POUR APAISER LA DESTRUCTION DU CARTILAGE : INFILTRATION, PRP, ACIDE HYALURONIQUE … ET REPRISE TRES PROGRESSIVE
Bien sûr, on évite le déconditionnement avec une reprise très progressive du mouvement en fonction de la récupération des tissus : vélo en moulinant, elliptique, marche nordique, trottinement, course … puis relief et fractionné ! Il a fallut 4 mois pour que Thierry retrouve du confort ! Désormais, il privilégie le relief pour un renforcement naturel. Pour se réconcilier avec quelques exercices analytiques et savoir où mettre le curseur, je l’invite à lire mes articles « renfo pour la course » et « muscu pour le trail » 😊 ! Mais pour le rassurer, je lui suggère aussi un super bouquin : « les secrets de l’entraînement kenyan » … on n’y parle pas de musculation 😊 !
Sylvia n’a plus 20 ans … Ses tendons n’ont plus !

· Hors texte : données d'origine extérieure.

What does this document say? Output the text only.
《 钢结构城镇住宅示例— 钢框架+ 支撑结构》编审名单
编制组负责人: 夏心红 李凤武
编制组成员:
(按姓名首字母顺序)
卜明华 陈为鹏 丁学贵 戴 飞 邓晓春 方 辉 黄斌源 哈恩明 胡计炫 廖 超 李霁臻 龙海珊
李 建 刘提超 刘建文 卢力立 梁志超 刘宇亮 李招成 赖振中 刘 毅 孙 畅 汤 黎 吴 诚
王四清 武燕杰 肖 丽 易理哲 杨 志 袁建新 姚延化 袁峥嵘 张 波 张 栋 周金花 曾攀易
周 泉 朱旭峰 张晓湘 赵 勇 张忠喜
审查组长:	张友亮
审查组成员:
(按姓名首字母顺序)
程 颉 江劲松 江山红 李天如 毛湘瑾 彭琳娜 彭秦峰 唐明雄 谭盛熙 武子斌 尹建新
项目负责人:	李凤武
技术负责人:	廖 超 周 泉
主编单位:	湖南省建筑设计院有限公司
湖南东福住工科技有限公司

Sylvia est une coureuse de fond assidue de 54 ans. Elle me raconte une histoire banale de tendinopathie haute des ischiojambiers. C’est une blessure très fréquente à cet âge charnière de la vie. Je l’appelle aussi la « tendinite de la ménopause ». Chez la femme active, la tendinoporose précède l’ostéoporose. Le manque d’oestrogène perturbe l’entretien et la reconstruction des tissus après l’effort. Sans cet anabolisant féminin, les tendons dégénèrent peu à peu pour des raisons puissamment biologiques … et les stimulations mécaniques perdent une bonne part de leurs vertus adaptatives. Heureusement, le traitement hormonal de la ménopause pondère ce cataclysme endocrinien et la dégradation tissulaire qui en résulte ! Bref, ma stratégie thérapeutique autour de cette blessure est empathique, bienveillante … et sportive !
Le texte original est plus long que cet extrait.